Gingrich’s point, I believe, was that the liberal wing of the Democratic Party drove the legislation, regardless of who voted for it. I’m not sure if that makes it any better, but it’s pretty clear which of the two parties has been friendlier to African-Americans and civil rights in general since 1968.

More accurate to say that black people are predominantly Democrats, and racists are predominantly conservative.

Biden didn’t say anything offensive, so that’s another bad example. It was obvious to anyone with two brain cells to rub together that when he said Obama was “clean,” he was talking about Obama’s background being clean of scandal, not his physical hygiene. It would have been pretty stupid for anyone to get upset about that, and I assure you nobody gives a rat’s as what Al Sharpton thinks.

These “race hucksters” are an invention by demagogues like Limbaugh to be able to villify black people through a surrogate.

Do you think that everytim there’s a large public reaction by the black community to a racially charged comment by a public figure, that none of them ever form they’re own opinions? That black people all are just morons who wait to be led around by Jesse Jackson and Al Sharpton. I don’t think most of them give two shits what those guys think. I know for a fact that white liberals don’t.

I don’t think righties really understand just how racist and insulting this “race huckster” myth really is.

I am not talking Republican or Democrat. I am well aware that parties change over time. I am talking about a particular group - the racist, nationalist, “state’s rights” group. The one that once identified as Democrats, now as Republicans.

I chose that link because it contained Gingrich’s quote. The other sources I found were blogs and I am not using the article at all. I understand the article attempts to refute his quote. Based on where it was published, of course it will try to cleanse the history of the party.

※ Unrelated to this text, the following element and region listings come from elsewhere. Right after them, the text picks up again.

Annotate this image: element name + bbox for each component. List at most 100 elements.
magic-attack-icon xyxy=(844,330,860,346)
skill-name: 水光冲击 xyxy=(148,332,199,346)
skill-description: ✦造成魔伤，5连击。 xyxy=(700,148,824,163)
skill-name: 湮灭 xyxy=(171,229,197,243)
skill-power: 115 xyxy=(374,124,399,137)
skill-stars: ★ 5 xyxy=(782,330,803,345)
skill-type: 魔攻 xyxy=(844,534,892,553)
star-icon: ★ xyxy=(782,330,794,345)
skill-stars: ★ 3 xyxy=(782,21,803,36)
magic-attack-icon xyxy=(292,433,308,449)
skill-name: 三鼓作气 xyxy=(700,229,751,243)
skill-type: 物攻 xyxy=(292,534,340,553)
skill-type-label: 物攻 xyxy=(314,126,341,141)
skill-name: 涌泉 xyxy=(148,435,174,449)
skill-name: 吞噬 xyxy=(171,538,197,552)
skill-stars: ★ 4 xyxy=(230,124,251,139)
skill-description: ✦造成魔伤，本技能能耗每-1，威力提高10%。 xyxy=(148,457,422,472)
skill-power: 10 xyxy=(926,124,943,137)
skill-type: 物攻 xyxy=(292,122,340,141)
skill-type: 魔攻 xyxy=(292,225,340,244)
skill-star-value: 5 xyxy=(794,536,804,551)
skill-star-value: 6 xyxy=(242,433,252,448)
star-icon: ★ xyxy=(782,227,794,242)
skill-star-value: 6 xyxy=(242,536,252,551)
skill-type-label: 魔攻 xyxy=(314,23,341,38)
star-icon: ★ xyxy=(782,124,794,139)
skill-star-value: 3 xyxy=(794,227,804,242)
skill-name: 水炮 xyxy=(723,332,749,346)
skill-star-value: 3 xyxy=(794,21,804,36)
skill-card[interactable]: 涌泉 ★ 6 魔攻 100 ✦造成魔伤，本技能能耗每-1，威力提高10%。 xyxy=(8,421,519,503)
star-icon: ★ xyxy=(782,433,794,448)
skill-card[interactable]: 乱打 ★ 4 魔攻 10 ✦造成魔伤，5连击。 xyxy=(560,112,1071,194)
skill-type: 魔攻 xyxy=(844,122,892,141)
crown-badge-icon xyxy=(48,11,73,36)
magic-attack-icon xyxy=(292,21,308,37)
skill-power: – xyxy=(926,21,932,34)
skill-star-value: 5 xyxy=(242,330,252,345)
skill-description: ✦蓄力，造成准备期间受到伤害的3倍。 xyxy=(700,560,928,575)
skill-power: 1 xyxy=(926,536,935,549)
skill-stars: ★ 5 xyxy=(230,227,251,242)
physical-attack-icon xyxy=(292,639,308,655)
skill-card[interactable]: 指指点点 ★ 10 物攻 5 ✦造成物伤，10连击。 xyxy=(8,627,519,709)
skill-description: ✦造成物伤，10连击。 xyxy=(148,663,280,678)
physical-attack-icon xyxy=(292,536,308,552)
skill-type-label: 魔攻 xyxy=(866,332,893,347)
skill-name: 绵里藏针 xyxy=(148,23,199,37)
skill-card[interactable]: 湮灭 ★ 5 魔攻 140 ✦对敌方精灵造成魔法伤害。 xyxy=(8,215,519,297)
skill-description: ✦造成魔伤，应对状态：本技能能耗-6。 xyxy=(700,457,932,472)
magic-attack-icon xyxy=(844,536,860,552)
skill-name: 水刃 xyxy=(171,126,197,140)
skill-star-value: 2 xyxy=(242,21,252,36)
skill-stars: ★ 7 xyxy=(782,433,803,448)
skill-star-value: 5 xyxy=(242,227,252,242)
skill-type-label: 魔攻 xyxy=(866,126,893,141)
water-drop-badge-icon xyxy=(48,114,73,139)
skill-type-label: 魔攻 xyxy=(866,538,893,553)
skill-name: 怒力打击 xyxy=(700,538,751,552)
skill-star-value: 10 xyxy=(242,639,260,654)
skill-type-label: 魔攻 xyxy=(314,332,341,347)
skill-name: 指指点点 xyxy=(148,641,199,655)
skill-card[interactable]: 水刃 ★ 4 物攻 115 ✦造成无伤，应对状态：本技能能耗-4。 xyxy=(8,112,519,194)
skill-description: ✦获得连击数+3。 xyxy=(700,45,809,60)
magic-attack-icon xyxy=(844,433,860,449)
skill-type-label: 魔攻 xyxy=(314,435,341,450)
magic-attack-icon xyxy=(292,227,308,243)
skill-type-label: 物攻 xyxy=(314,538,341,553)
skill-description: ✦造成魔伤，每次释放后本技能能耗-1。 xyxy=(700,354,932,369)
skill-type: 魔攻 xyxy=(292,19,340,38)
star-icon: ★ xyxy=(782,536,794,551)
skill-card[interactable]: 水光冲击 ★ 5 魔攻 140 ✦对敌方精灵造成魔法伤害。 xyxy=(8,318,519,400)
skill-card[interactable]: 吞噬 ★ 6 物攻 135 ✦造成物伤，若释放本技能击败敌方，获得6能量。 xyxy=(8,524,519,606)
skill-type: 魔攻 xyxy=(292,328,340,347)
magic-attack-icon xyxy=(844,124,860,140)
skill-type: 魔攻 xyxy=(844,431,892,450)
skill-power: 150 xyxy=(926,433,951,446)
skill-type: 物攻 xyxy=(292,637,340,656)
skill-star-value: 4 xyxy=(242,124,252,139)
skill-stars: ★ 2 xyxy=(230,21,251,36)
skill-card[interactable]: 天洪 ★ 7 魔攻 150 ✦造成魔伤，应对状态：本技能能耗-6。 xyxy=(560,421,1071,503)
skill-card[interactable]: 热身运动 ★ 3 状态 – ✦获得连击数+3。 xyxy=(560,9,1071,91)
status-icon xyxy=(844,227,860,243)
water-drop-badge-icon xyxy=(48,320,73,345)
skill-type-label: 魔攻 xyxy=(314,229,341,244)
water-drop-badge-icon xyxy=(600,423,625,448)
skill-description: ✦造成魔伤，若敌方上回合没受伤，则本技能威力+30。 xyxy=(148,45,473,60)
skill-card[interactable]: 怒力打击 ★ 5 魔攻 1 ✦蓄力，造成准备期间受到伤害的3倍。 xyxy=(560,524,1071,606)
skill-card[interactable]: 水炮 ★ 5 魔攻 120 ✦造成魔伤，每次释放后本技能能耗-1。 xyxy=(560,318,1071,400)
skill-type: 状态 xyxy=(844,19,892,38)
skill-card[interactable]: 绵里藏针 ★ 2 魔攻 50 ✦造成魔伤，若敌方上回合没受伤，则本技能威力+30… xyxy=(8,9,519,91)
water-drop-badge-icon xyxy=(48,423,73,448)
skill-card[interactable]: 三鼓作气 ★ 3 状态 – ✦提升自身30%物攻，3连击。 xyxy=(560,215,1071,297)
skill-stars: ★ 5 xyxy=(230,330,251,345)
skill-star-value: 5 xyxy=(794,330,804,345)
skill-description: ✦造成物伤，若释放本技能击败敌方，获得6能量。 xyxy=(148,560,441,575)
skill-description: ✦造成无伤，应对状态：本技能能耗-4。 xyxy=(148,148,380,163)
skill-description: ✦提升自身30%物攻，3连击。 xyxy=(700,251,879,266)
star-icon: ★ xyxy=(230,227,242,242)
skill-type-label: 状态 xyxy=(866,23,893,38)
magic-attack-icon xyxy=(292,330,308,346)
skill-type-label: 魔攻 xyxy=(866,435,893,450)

The Democratic Party at the time had a liberal wing and a right wing. Mostly the Democrats were right wing. The liberal wing had the White house, though, and they forced through the Civil Rights legislation.

fter that, all the right wingers and racists in the Democratic Party switched to the Reoublican side, and remain there still.

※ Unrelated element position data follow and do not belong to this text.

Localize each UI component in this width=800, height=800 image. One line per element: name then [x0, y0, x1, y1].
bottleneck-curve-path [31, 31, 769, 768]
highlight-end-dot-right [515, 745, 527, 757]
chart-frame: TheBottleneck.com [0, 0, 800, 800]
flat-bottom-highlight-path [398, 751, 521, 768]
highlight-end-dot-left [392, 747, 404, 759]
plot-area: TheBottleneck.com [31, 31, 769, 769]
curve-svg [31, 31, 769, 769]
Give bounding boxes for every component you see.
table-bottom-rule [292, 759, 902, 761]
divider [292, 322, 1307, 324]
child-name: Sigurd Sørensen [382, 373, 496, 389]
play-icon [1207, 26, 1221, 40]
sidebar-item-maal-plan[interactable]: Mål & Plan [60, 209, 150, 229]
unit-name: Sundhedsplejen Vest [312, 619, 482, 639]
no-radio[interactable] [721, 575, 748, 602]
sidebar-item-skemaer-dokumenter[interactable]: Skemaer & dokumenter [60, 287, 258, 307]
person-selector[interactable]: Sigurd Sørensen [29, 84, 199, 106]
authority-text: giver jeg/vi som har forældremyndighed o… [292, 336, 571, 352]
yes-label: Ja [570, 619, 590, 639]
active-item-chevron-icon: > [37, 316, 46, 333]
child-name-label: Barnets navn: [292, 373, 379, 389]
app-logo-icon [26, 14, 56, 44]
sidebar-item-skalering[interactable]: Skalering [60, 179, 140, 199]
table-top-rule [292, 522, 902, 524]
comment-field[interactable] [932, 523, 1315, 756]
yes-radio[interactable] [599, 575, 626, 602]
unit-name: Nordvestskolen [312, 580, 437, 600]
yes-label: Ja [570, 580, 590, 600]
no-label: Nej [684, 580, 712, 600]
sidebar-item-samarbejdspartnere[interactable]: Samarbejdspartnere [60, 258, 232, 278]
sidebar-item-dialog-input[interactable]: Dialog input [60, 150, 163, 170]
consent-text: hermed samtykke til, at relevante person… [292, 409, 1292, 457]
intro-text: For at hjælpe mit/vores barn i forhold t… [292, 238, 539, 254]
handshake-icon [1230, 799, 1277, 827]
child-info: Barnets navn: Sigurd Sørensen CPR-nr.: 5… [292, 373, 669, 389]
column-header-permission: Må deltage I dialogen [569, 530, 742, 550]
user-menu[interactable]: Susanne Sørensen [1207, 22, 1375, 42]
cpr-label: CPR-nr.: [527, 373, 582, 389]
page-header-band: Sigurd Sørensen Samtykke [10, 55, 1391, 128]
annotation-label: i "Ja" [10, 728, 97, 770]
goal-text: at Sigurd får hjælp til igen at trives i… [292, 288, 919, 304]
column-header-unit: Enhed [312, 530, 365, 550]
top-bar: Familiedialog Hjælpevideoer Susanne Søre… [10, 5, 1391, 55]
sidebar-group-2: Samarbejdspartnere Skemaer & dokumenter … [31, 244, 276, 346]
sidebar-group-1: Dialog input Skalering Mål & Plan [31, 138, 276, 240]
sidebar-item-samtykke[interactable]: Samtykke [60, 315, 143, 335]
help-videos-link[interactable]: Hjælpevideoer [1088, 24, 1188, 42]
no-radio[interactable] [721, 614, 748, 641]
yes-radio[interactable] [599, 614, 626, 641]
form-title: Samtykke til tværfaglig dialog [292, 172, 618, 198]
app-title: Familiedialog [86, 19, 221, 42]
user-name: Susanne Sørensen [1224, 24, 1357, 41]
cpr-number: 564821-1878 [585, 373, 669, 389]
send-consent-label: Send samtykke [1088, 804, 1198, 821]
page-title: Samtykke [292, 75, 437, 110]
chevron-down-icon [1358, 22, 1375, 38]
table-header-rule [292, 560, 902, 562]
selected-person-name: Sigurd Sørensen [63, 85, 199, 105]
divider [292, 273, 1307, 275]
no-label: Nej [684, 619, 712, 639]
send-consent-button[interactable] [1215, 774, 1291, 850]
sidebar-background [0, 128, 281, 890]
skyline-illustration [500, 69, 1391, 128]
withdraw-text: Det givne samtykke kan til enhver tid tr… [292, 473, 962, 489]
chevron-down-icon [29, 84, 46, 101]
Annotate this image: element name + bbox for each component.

The whole “left/right” dynamic in the parties was almost a mirror image from what it is now, but the current conservative party doesn’t have a left wing anymore.

Not necessary, that’ll just bring on an argument over how much anecdotal it takes to constitute data. Which discussion usually ends up running around in circles. I just wanted to point out that the type of argument you’re making here is weak, not actually force you to defend it. It’d be preferable to see you come up with a different, better argument.

Uh huh. And what about the record before 1968? It isn’t as if civil rights sprang into being on that date, right?

I will freely admit that the Republican Party has not always acted well with regard to race - but I do not accept lectures from the Democratic Party on this score. Their history on racial matters is quite long, and plenty sordid despite some bright spots here and there.